Meg would ask her dad. He knew that kind of thing.

  She turned and walked along the inside wall, past the birthing pens, in the direction of the parlor. Poking her head through an open doorframe, she saw the source of the manure smell. Several cows stood together at the far end of the barn, shifting on hooves, in the cool darkness. This room too had long rows of stalls. Meg tried to imagine it in the cold months, the open space filled with the breath and stench of cows.

  To her right, sunlight slanted through a square opening in the barn ceiling.

  The entrance to the hayloft.

  Her dad had played there as a boy, living on the hill. Sometimes at night, he would tell stories from the barn, before Mom shushed him.

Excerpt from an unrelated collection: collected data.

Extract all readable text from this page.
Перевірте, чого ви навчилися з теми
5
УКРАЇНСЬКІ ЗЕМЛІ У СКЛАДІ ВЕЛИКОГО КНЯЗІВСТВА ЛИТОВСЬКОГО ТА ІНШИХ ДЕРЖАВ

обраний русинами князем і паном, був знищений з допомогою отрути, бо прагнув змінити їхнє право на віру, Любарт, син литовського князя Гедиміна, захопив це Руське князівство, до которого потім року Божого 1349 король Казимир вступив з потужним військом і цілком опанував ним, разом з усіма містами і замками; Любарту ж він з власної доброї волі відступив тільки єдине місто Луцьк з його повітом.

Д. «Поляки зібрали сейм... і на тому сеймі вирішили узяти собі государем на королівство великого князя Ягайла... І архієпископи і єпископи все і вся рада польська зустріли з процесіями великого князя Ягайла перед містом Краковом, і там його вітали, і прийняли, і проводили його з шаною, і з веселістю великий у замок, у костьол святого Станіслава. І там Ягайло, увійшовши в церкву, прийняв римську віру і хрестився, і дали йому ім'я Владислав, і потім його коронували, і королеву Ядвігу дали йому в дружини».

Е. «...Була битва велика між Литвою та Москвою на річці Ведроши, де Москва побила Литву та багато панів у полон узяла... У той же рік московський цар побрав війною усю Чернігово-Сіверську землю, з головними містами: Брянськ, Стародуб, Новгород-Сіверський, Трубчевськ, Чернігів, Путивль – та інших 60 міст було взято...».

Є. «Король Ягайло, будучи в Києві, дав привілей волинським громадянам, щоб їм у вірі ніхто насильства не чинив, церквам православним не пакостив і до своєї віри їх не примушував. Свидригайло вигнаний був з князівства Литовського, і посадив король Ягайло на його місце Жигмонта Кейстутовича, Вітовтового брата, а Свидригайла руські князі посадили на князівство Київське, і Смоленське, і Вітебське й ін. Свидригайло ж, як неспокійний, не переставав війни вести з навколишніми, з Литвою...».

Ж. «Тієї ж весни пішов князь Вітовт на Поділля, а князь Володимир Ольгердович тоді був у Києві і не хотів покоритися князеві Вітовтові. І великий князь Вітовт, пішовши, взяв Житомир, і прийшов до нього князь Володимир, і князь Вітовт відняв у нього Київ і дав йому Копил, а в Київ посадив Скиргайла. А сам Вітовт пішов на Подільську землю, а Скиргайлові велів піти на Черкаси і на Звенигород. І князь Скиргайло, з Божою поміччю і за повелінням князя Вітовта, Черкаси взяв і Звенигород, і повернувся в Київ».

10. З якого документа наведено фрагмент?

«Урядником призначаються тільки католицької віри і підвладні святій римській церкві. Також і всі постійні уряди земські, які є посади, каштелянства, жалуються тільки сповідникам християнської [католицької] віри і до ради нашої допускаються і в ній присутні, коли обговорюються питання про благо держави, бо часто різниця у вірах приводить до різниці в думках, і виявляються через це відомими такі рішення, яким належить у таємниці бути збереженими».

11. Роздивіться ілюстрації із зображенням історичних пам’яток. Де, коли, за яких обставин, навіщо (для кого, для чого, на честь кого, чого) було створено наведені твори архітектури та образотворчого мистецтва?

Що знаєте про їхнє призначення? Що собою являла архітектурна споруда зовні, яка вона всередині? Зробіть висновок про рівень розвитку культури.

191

  Standing directly under the opening, Meg tried to see into the room above but could only see part of the vaulted ceiling. She had seen Mr. Bank’s workers loading hay bales on a long elevator ramp that dumped the bales in through a second story door.

  No one would think to look for her there. It would be the best place to hide.

  She stepped forward, slipping on something on the floor and nearly falling into the muck. She looked down. It was a rat, a very dead rat, slippery with blood. The barn cats had probably caught it earlier.

  Meg stepped over the carcass. Above, the light from the hayloft beckoned.

  Meg grabbed hold of the makeshift ladder, short boards nailed to the wall, dark with age. Spider webs clung to her fingers as Meg lifted herself up each step. One loose board gave way, a loose nail that fell to the floor. Meg caught herself and continued to climb.

  Now, eight feet up on the ladder, nearly level with the hayloft floor, Meg stepped off the board and into a rectangular room. The hayloft ceiling stretched above, its highest rafters lost in the shadows.

  Meg looked around. This was so different from the rooms below. Hay bales were everywhere. Hay bales lined the walls, seven and eight bales high and two or three bales deep. Along one wall, the bales stretched almost all the way to the rafters. Late afternoon light pierced slim gaps between wallboards, painting the opposite walls with lines of light. Dust motes rose on warm air currents.